Doctors started treating the lung fungus with steroids, but the going was still rough. Peterson got angry when some of his visitors treated him like he was a sure bet to die.
No giving up
There were a few times in the hospital, when he was weary from the chemotherapy, that Peterson felt like giving up. Dying. But then sleep would come for a few hours, putting a little more fight in his soul.
By late 1985, Peterson turned the corner on his disease. The tumors responded to therapy and the fungus was subsiding. Peterson was winning.
That was six years ago. Peterson has been cancer-free ever since. The disease challenged him and nearly killed him, but it also gave him a sense of how precious life is.
“Cancer gives you a new outlook on life. Every day to me is a bonus,” he said. “I used to take a lot more things more seriously than I do now. You know the time here is so short, you should make the best of it every day.”

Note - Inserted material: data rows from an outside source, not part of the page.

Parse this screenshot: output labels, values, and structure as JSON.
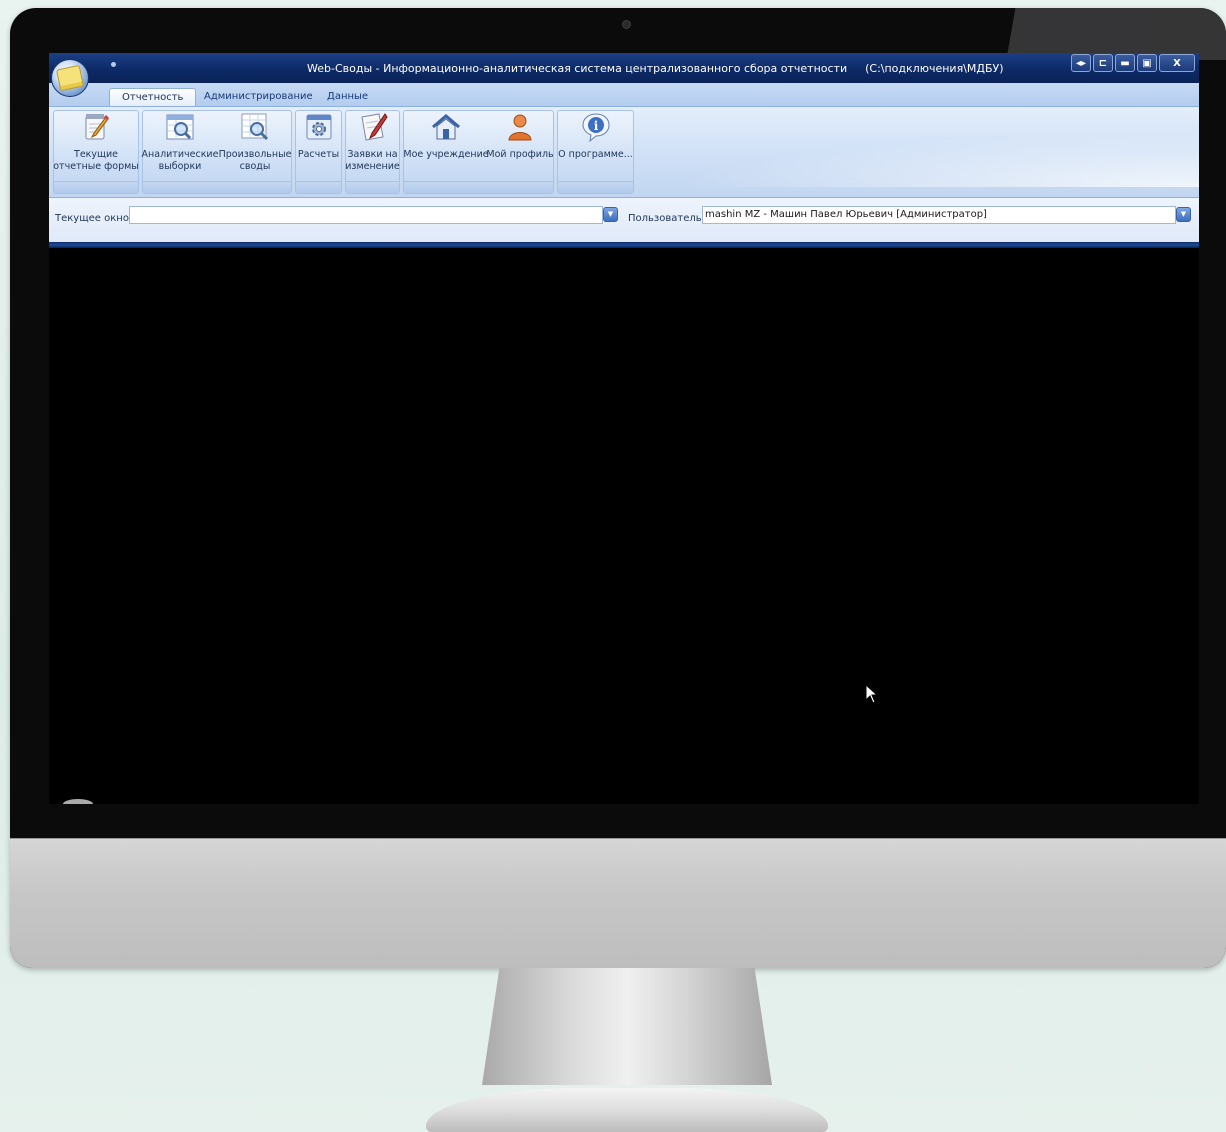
{
  "window": {
    "title": "Web-Своды - Информационно-аналитическая система централизованного сбора отчетности",
    "connection": "(C:\\подключения\\МДБУ)",
    "controls": [
      "◂▸",
      "⊏",
      "▬",
      "▣",
      "X"
    ]
  },
  "tabs": [
    {
      "label": "Отчетность",
      "active": true
    },
    {
      "label": "Администрирование",
      "active": false
    },
    {
      "label": "Данные",
      "active": false
    }
  ],
  "ribbon": {
    "buttons": [
      {
        "line1": "Текущие",
        "line2": "отчетные формы",
        "icon": "notepad-pencil-icon"
      },
      {
        "line1": "Аналитические",
        "line2": "выборки",
        "icon": "magnifier-table-icon"
      },
      {
        "line1": "Произвольные",
        "line2": "своды",
        "icon": "magnifier-grid-icon"
      },
      {
        "line1": "Расчеты",
        "line2": "",
        "icon": "calc-gear-icon"
      },
      {
        "line1": "Заявки на",
        "line2": "изменение",
        "icon": "document-pen-icon"
      },
      {
        "line1": "Мое учреждение",
        "line2": "",
        "icon": "house-icon"
      },
      {
        "line1": "Мой профиль",
        "line2": "",
        "icon": "user-profile-icon"
      },
      {
        "line1": "О программе...",
        "line2": "",
        "icon": "info-bubble-icon"
      }
    ]
  },
  "address_bar": {
    "current_window_label": "Текущее окно:",
    "current_window_value": "",
    "user_label": "Пользователь:",
    "user_value": "mashin MZ - Машин Павел Юрьевич  [Администратор]"
  },
  "colors": {
    "titlebar": "#0d2a66",
    "ribbon": "#d2e2f7",
    "content": "#000000",
    "text": "#1f3558"
  }
}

These days, Peterson spends part of his time delivering talks to high school boys about testicular self-exams, something even he was ignorant about before he got cancer.
“It’s a subject not many kids want to talk about, but it’s got to be done,” he said. “That’s one of the points I was extremely angry about. My own physician never told me to do a testicular exam.”
He also spends time whenever called upon to help cancer patients adjust to the disease. He won’t let them give up, just like Danny Christensen wouldn’t let him give up. One man he saw recently was ready to throw in the towel, but Peterson convinced him it was worth the fight. The man is doing fine now.
“That’s one of the boosts that makes me smile every day,” he said. •
EPILOGUE: Peterson retired from the Racine Fire Department in early 1999 after more than 30 years as a firefighter, including a stint as chief.